En matière de rap, 2017 aura été l'année de Detroit. En tout cas celle de l'explosion pour la scène locale, pour cet underground gangsta qui serait l'héritier de Blade Icewood, décédé une décennie plus tôt. Et à Detroit même, 2017 aura été l'année de Sada Baby, alias Skuba Steve. S'il est apparu récemment, en tournée, comme la doublure du rappeur actuel le plus médiatisé de sa ville, Tee Grizzley, c'est lui qui des deux (et de tous leurs comparses) mérite le plus d'égards.

SADA BABY - Skuba Sada

Après une année 2016 qui a été celle de la révélation grâce au single "Stacy", ce rappeur, qui se distingue par une barbe imposante, n'a pas seulement sorti un projet remarquable, mais deux : Skuba Sada, suivi de D.O.N. - Dat One Nigga.

Le truc de Sada Baby, manifeste dès la première de ces livraisons, c'est qu'il décuple la force de cette musique de Detroit, de cette évolution tardive du son bounce décliné de manière froide, véloce, énergique et parfois même techno (un vieux son de 2Pac suit ce traitement sur "Skupac"), en l'associant à un rap à l'avenant : d'une violence démesurée et exagérée.

Le rappeur, en effet, déblatère ses paroles sans retenue, avec une sauvagerie explicite (et un humour larvé). Il joue de montées de tensions, sa voix est au bord de l'hystérie. Sada Baby use même de hurlements. Il est d'une agressivité viscérale, comme le démontre "2K 17", un titre brutal où, ici comme ailleurs, il clôt chaque vers par un "nigga" définitif.

Il est bestial, comme le prouvent ses appels aux meurtres, ou le traitement qu'il réserve à la gent féminine : "fuck a bitch, throw her off the building" (baise une pute, balance-là du haut de l'l'immeuble), dit-il sur le titre "Alright" ; ou encore "I'll take your bitch and put her pussy on my face" (je prendrai ta pute et je mettrai sa chatte sur ma face), sur "Skupac".

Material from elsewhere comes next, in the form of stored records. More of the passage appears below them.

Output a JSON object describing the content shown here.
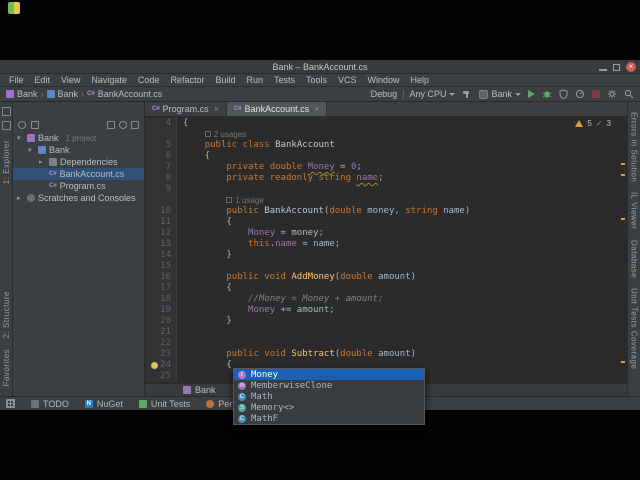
{
  "window": {
    "title": "Bank – BankAccount.cs",
    "menu": [
      "File",
      "Edit",
      "View",
      "Navigate",
      "Code",
      "Refactor",
      "Build",
      "Run",
      "Tests",
      "Tools",
      "VCS",
      "Window",
      "Help"
    ],
    "navbar": {
      "crumbs": [
        "Bank",
        "Bank",
        "BankAccount.cs"
      ]
    },
    "run": {
      "solution_config": "Debug",
      "platform": "Any CPU",
      "run_config": "Bank"
    },
    "left_stripe": {
      "labels": [
        "1: Explorer",
        "2: Structure",
        "Favorites"
      ]
    },
    "right_stripe": {
      "labels": [
        "Errors in Solution",
        "IL Viewer",
        "Database",
        "Unit Tests Coverage"
      ]
    },
    "project": {
      "items": [
        {
          "label": "Bank",
          "suffix": "1 project",
          "depth": 0,
          "icon": "solution",
          "chevron": "down"
        },
        {
          "label": "Bank",
          "depth": 1,
          "icon": "project",
          "chevron": "down"
        },
        {
          "label": "Dependencies",
          "depth": 2,
          "icon": "deps",
          "chevron": "right"
        },
        {
          "label": "BankAccount.cs",
          "depth": 2,
          "icon": "cs",
          "chevron": "none",
          "selected": true
        },
        {
          "label": "Program.cs",
          "depth": 2,
          "icon": "cs",
          "chevron": "none"
        },
        {
          "label": "Scratches and Consoles",
          "depth": 0,
          "icon": "scratch",
          "chevron": "right"
        }
      ]
    },
    "tabs": [
      {
        "label": "Program.cs",
        "active": false
      },
      {
        "label": "BankAccount.cs",
        "active": true
      }
    ],
    "editor": {
      "inspection": {
        "warnings": "5",
        "weak_warnings": "3"
      },
      "breadcrumb": {
        "label": "Bank"
      },
      "rows": [
        {
          "n": "4",
          "seg": [
            [
              "{",
              ""
            ]
          ]
        },
        {
          "n": "",
          "hint": "2 usages",
          "pad": "    "
        },
        {
          "n": "5",
          "seg": [
            [
              "    ",
              ""
            ],
            [
              "public class ",
              "k"
            ],
            [
              "BankAccount",
              "c"
            ]
          ]
        },
        {
          "n": "6",
          "seg": [
            [
              "    {",
              ""
            ]
          ]
        },
        {
          "n": "7",
          "seg": [
            [
              "        ",
              ""
            ],
            [
              "private double ",
              "k"
            ],
            [
              "Money",
              "f w"
            ],
            [
              " = ",
              ""
            ],
            [
              "0",
              "nu"
            ],
            [
              ";",
              ""
            ]
          ]
        },
        {
          "n": "8",
          "seg": [
            [
              "        ",
              ""
            ],
            [
              "private readonly string ",
              "k"
            ],
            [
              "name",
              "f w"
            ],
            [
              ";",
              ""
            ]
          ]
        },
        {
          "n": "9",
          "seg": []
        },
        {
          "n": "",
          "hint": "1 usage",
          "pad": "        "
        },
        {
          "n": "10",
          "seg": [
            [
              "        ",
              ""
            ],
            [
              "public ",
              "k"
            ],
            [
              "BankAccount",
              "c"
            ],
            [
              "(",
              ""
            ],
            [
              "double ",
              "k"
            ],
            [
              "money",
              ""
            ],
            [
              ", ",
              ""
            ],
            [
              "string ",
              "k"
            ],
            [
              "name",
              ""
            ],
            [
              ")",
              ""
            ]
          ]
        },
        {
          "n": "11",
          "seg": [
            [
              "        {",
              ""
            ]
          ]
        },
        {
          "n": "12",
          "seg": [
            [
              "            ",
              ""
            ],
            [
              "Money",
              "f"
            ],
            [
              " = money;",
              ""
            ]
          ]
        },
        {
          "n": "13",
          "seg": [
            [
              "            ",
              ""
            ],
            [
              "this",
              "k"
            ],
            [
              ".",
              ""
            ],
            [
              "name",
              "f"
            ],
            [
              " = name;",
              ""
            ]
          ]
        },
        {
          "n": "14",
          "seg": [
            [
              "        }",
              ""
            ]
          ]
        },
        {
          "n": "15",
          "seg": []
        },
        {
          "n": "16",
          "seg": [
            [
              "        ",
              ""
            ],
            [
              "public void ",
              "k"
            ],
            [
              "AddMoney",
              "m"
            ],
            [
              "(",
              ""
            ],
            [
              "double ",
              "k"
            ],
            [
              "amount",
              ""
            ],
            [
              ")",
              ""
            ]
          ]
        },
        {
          "n": "17",
          "seg": [
            [
              "        {",
              ""
            ]
          ]
        },
        {
          "n": "18",
          "seg": [
            [
              "            ",
              ""
            ],
            [
              "//Money = Money + amount;",
              "cm"
            ]
          ]
        },
        {
          "n": "19",
          "seg": [
            [
              "            ",
              ""
            ],
            [
              "Money",
              "f"
            ],
            [
              " += amount;",
              ""
            ]
          ]
        },
        {
          "n": "20",
          "seg": [
            [
              "        }",
              ""
            ]
          ]
        },
        {
          "n": "21",
          "seg": []
        },
        {
          "n": "22",
          "seg": []
        },
        {
          "n": "23",
          "seg": [
            [
              "        ",
              ""
            ],
            [
              "public void ",
              "k"
            ],
            [
              "Subtract",
              "m"
            ],
            [
              "(",
              ""
            ],
            [
              "double ",
              "k"
            ],
            [
              "amount",
              ""
            ],
            [
              ")",
              ""
            ]
          ]
        },
        {
          "n": "24",
          "seg": [
            [
              "        {",
              ""
            ]
          ],
          "bulb": true
        },
        {
          "n": "25",
          "seg": [
            [
              "            Mo",
              ""
            ]
          ],
          "caret": true
        }
      ]
    },
    "bottombar": {
      "items": [
        "TODO",
        "NuGet",
        "Unit Tests",
        "Performance Profiler"
      ]
    }
  },
  "completion": {
    "items": [
      {
        "label": "Money",
        "kind": "field",
        "selected": true
      },
      {
        "label": "MemberwiseClone",
        "kind": "method"
      },
      {
        "label": "Math",
        "kind": "class"
      },
      {
        "label": "Memory<>",
        "kind": "struct"
      },
      {
        "label": "MathF",
        "kind": "class"
      }
    ]
  },
  "colors": {
    "chrome": "#3c3f41",
    "editor_bg": "#2b2b2b",
    "selection": "#1a61b6",
    "tree_selection": "#2d5177",
    "keyword": "#cc7832",
    "field": "#9876aa",
    "method": "#ffc66d",
    "number": "#6897bb",
    "comment": "#808080",
    "warning": "#d9a343",
    "run_green": "#5baa63"
  }
}
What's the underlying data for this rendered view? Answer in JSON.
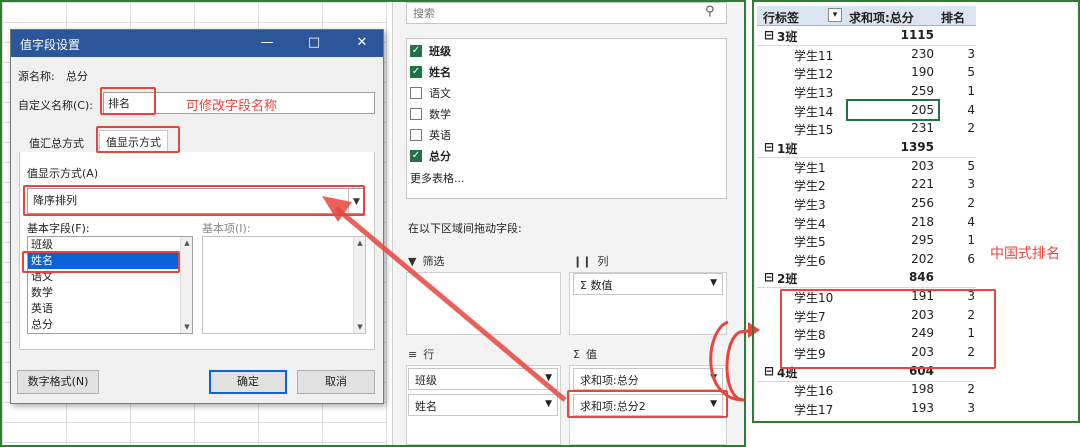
{
  "dialog": {
    "title": "值字段设置",
    "source_label": "源名称:",
    "source_value": "总分",
    "custom_label": "自定义名称(C):",
    "custom_value": "排名",
    "tabs": [
      "值汇总方式",
      "值显示方式"
    ],
    "display_label": "值显示方式(A)",
    "display_value": "降序排列",
    "base_field_label": "基本字段(F):",
    "base_item_label": "基本项(I):",
    "base_fields": [
      "班级",
      "姓名",
      "语文",
      "数学",
      "英语",
      "总分"
    ],
    "number_format_btn": "数字格式(N)",
    "ok_btn": "确定",
    "cancel_btn": "取消"
  },
  "annotations": {
    "edit_name": "可修改字段名称",
    "chinese_rank": "中国式排名"
  },
  "pane": {
    "search_placeholder": "搜索",
    "fields": [
      {
        "name": "班级",
        "checked": true
      },
      {
        "name": "姓名",
        "checked": true
      },
      {
        "name": "语文",
        "checked": false
      },
      {
        "name": "数学",
        "checked": false
      },
      {
        "name": "英语",
        "checked": false
      },
      {
        "name": "总分",
        "checked": true
      }
    ],
    "more_tables": "更多表格...",
    "drag_hint": "在以下区域间拖动字段:",
    "filter_label": "筛选",
    "columns_label": "列",
    "columns_chip": "数值",
    "rows_label": "行",
    "values_label": "值",
    "rows_chips": [
      "班级",
      "姓名"
    ],
    "values_chips": [
      "求和项:总分",
      "求和项:总分2"
    ]
  },
  "pivot": {
    "headers": [
      "行标签",
      "求和项:总分",
      "排名"
    ],
    "groups": [
      {
        "name": "3班",
        "total": "1115",
        "rows": [
          [
            "学生11",
            "230",
            "3"
          ],
          [
            "学生12",
            "190",
            "5"
          ],
          [
            "学生13",
            "259",
            "1"
          ],
          [
            "学生14",
            "205",
            "4"
          ],
          [
            "学生15",
            "231",
            "2"
          ]
        ]
      },
      {
        "name": "1班",
        "total": "1395",
        "rows": [
          [
            "学生1",
            "203",
            "5"
          ],
          [
            "学生2",
            "221",
            "3"
          ],
          [
            "学生3",
            "256",
            "2"
          ],
          [
            "学生4",
            "218",
            "4"
          ],
          [
            "学生5",
            "295",
            "1"
          ],
          [
            "学生6",
            "202",
            "6"
          ]
        ]
      },
      {
        "name": "2班",
        "total": "846",
        "rows": [
          [
            "学生10",
            "191",
            "3"
          ],
          [
            "学生7",
            "203",
            "2"
          ],
          [
            "学生8",
            "249",
            "1"
          ],
          [
            "学生9",
            "203",
            "2"
          ]
        ]
      },
      {
        "name": "4班",
        "total": "604",
        "rows": [
          [
            "学生16",
            "198",
            "2"
          ],
          [
            "学生17",
            "193",
            "3"
          ]
        ]
      }
    ]
  },
  "colors": {
    "frame": "#2e7d32",
    "annotation": "#e8453c",
    "dialog_title": "#2b579a",
    "pivot_header": "#dbe5f1"
  }
}
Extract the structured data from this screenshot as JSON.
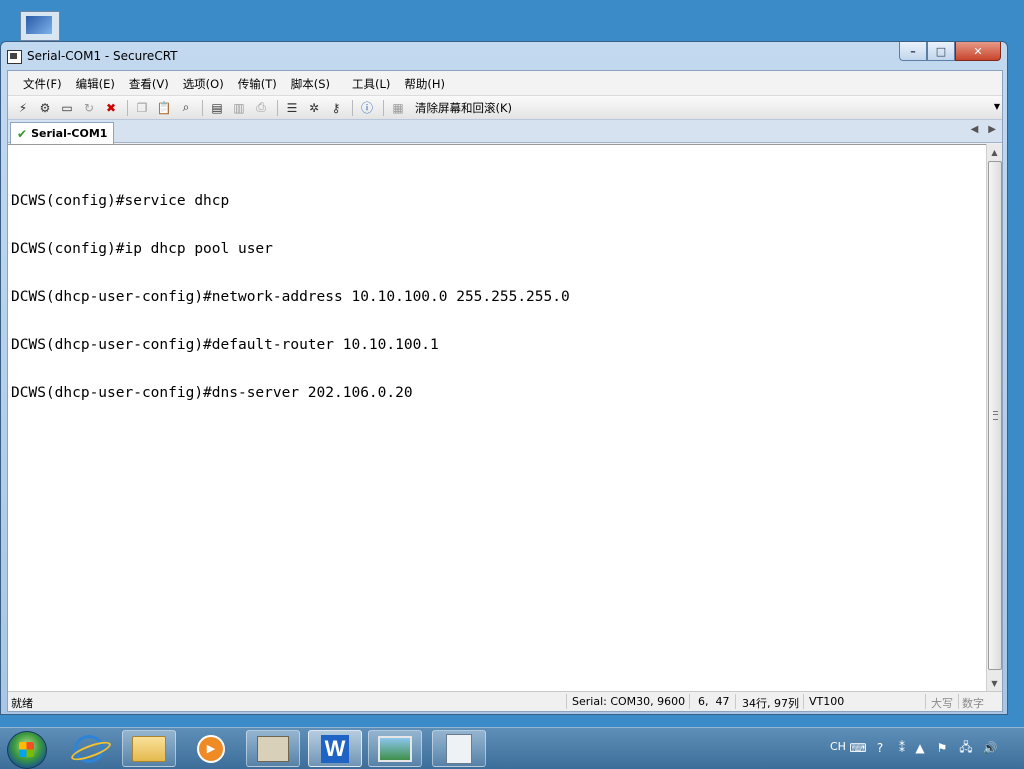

Néanmoins, comme ces rappeurs modernes qui ne rappent plus, Sada Baby s'accorde le luxe de quelques mélodies. On entend des chants, interprétés par lui ou par un autre, en arrière-plan du même "Alright", lors des refrains de "In My Hood", "Probably" et "I Know", ou dans le chanté-rappé de "Peacock", le seul titre où il montre un peu d'amour. Sur "Return Wit My Strap", sans quitter pour autant son registre ultra-violent, il reprend un vieux tube des années 90.

Et quand les deux faces de Sada Baby se mêlent, l'abrupte et la mélodieuse comme sur "Right Now", ça prend à la gorge. En fait, quels qu'en soient les expédients, le rappeur barbu de Detroit ne semble viser qu'un objectif, celui auquel aspire le meilleur du gangsta rap : rendre le mal séduisant.